Today is both the 50th anniversary of human spaceflight and the 150th anniversary of the firing on Fort Sumter. Both had a lot in common. Yuri Gagarin’s mission inspired future generations to look up. The firing on Fort Sumter inspired future generations to look up — the spelling of “Sumter” in a dictionary.
But impressive as Gagarin’s feat was, we may not have a space program in a few years, given all the budget cuts and the need to “fix Earth first,” or whatever the rationale is these days. And fixing Earth may take a while, given that Earth has been here for millions of years (or thousands, depending on your theology) and nobody has ever stopped, stepped back, and said, “Yeah, looks great. I think we’re done here and can move on to other problems like Space and Understanding The Nature of Time and that cave thing Plato thought we should look into.” We have scientology, Hinduism, Christianity, and Keynesian economics to help us with all our problems, and we can’t even pass a continuing budget resolution!
Spaceflight comes and goes, but the legacy of the Civil War is something we will always have. Don’t think it’s affecting us today? Ask the fourth graders who were forced to pretend to be engaged in a slave auction in Virginia on April 1. (I wish I were joking.) This just goes to show that the lessons we learned from the Civil War about racial tolerance and not dividing your fourth graders by race and pretending to auction them off really penetrated and remain with us today. No, I’m sorry. It showed that people remain idiots. The Civil War was a great illustration of this principle, with memorable incidents like the general whose last alleged words were “They couldn’t hit an elephant at this dist — ”
The Civil War remains especially fraught in Virginia, a Confederate state where much of the war was fought. Virginians were extra invested in the cause because all the Confederate generals conveniently had the same names as Virginia roads, schools, and state holidays.

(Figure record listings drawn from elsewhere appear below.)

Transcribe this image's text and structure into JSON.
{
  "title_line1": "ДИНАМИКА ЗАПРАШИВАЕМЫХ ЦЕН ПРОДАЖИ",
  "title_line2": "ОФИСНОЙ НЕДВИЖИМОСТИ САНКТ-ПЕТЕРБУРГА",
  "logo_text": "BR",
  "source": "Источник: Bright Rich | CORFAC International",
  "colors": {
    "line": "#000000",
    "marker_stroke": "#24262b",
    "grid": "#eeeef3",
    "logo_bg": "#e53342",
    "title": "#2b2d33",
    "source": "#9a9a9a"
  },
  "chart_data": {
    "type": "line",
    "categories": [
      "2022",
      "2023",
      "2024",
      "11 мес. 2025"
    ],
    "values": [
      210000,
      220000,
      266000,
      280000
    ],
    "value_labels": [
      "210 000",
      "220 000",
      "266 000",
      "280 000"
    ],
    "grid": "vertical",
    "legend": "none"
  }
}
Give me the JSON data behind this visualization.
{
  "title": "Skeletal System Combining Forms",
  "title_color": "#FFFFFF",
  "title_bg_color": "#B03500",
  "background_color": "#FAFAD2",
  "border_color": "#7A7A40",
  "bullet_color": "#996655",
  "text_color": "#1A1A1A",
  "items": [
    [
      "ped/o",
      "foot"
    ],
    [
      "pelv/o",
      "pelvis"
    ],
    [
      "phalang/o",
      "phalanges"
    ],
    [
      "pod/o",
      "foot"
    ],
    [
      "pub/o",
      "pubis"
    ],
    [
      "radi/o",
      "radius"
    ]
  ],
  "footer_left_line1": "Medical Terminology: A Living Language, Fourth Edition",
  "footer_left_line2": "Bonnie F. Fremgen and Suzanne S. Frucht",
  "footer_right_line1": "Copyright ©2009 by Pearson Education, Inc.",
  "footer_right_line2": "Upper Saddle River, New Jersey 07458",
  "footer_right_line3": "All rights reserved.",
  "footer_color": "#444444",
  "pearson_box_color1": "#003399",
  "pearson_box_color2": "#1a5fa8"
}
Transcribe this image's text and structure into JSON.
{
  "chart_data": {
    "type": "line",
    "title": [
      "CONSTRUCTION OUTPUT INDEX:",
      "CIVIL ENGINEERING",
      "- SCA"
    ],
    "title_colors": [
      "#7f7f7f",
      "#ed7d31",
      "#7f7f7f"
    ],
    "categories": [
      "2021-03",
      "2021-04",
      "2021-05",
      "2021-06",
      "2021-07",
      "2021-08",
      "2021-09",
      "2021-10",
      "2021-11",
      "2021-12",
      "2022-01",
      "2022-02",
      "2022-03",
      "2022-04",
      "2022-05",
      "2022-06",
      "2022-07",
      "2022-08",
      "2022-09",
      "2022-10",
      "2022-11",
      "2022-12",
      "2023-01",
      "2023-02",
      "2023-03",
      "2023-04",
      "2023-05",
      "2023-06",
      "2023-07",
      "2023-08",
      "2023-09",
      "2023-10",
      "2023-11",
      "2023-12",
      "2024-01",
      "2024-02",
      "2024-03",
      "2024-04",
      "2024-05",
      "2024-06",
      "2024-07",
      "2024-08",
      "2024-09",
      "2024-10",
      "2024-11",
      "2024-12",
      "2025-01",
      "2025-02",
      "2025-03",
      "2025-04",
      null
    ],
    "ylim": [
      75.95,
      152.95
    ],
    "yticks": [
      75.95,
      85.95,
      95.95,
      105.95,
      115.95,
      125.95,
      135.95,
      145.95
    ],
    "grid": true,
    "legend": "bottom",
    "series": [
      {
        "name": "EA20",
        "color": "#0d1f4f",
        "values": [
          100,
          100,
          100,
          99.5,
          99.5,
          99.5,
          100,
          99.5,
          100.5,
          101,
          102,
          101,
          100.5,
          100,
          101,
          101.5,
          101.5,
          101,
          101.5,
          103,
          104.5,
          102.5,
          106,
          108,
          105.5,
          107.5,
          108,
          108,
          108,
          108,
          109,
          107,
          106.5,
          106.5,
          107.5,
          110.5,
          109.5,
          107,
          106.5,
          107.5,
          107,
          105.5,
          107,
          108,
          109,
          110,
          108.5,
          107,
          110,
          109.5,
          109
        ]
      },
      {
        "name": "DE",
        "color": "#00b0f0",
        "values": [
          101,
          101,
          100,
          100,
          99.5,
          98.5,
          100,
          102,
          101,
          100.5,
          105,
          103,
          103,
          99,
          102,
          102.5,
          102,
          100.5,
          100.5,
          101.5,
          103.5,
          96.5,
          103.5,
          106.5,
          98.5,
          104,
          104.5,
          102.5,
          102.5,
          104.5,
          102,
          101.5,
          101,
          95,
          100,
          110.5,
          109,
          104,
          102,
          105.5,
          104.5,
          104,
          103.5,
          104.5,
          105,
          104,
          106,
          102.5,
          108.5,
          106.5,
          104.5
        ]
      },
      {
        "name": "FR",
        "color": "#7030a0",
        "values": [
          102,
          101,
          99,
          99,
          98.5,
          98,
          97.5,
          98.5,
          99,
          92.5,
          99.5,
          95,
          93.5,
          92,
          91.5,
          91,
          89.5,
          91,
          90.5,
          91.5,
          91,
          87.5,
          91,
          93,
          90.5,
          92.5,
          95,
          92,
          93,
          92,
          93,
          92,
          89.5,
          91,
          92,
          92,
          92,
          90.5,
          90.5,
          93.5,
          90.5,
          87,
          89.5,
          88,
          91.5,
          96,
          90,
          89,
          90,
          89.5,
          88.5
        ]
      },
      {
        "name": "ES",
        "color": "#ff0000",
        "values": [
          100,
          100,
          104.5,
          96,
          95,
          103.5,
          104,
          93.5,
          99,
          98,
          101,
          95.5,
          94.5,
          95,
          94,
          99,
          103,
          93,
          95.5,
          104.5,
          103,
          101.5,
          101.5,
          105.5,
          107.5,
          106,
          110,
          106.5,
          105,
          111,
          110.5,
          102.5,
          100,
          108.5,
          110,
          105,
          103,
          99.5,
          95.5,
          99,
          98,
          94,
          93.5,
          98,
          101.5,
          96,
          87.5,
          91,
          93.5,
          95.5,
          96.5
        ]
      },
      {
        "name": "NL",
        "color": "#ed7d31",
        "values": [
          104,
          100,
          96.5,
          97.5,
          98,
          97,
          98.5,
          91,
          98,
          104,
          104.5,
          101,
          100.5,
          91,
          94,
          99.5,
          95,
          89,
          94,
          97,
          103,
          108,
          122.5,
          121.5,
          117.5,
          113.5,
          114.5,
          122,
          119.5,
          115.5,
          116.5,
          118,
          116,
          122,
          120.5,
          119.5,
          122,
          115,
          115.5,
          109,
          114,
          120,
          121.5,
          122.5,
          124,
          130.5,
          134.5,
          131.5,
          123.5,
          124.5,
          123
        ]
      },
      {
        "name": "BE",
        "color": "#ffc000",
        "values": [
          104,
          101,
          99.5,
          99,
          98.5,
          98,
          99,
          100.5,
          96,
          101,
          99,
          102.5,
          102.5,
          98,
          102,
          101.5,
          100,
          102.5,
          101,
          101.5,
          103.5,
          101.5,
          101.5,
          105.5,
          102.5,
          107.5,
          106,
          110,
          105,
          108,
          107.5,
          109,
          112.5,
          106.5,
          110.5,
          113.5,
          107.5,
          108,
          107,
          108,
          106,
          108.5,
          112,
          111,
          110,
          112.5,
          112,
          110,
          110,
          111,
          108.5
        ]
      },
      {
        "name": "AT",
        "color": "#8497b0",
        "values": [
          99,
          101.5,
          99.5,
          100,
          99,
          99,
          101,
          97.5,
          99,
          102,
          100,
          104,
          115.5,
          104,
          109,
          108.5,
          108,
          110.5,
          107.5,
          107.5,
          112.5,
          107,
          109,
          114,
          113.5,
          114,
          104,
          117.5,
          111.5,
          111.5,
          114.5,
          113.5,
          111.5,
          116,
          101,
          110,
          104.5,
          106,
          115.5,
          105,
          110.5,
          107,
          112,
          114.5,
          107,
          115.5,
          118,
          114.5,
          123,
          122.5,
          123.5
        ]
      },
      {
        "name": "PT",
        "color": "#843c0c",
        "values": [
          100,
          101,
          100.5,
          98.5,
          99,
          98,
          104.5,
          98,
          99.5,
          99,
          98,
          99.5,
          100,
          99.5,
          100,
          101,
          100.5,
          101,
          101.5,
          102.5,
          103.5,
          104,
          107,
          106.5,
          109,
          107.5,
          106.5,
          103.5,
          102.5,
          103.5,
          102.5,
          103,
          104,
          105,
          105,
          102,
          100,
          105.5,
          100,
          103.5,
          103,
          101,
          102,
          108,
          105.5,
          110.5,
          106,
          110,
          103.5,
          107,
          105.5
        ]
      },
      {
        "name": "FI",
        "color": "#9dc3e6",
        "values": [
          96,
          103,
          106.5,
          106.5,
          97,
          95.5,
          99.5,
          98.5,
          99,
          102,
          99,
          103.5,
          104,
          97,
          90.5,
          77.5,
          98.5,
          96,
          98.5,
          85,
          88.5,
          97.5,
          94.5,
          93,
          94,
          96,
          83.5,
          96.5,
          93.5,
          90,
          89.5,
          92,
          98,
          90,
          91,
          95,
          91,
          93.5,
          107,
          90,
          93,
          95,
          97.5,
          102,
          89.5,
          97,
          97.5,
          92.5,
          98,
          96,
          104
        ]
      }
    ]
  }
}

Fortunately, the wounds left by the Civil War have pretty much healed, and we’re all cool and fine about it now. In fact, we’re so completely recovered that descendants of Union soldiers and descendants of Confederate soldiers sometimes get together on weekends and march around in period attire pretending to shoot at each other. This is called “reenacting,” and it is invariably disappointing to the people dressed as Confederates. They say the definition of insanity is to repeat the same action over and over again expecting a different result. That’s also the definition of reenacting. Most bad losers simply throw the scrabble board at you and stomp away. Reenactors show up every weekend demanding a rematch.
The war has many names: The War Between the States, The Civil War, the First World War (that one is inaccurate), Bernie (to its friends), The War of Northern Aggression (if you’re far enough south of the Mason-Dixon Line), The War of Southern Passive-Aggression (if you aren’t). Oscar Wilde visited the South several decades after the war and commented that the moon looked beautiful. “Ah, but you should have seen it before the war,” his Southern hostess replied.
But in all fairness, this was the first Modern War, and it defined us as a country, what we stood for, and what we stood against. They tell you in high school that before the war, people said “the United States are” and after the war, they said “the United States is.”
This just goes to show that during a brutal and prolonged conflict, grammar is the first thing to go.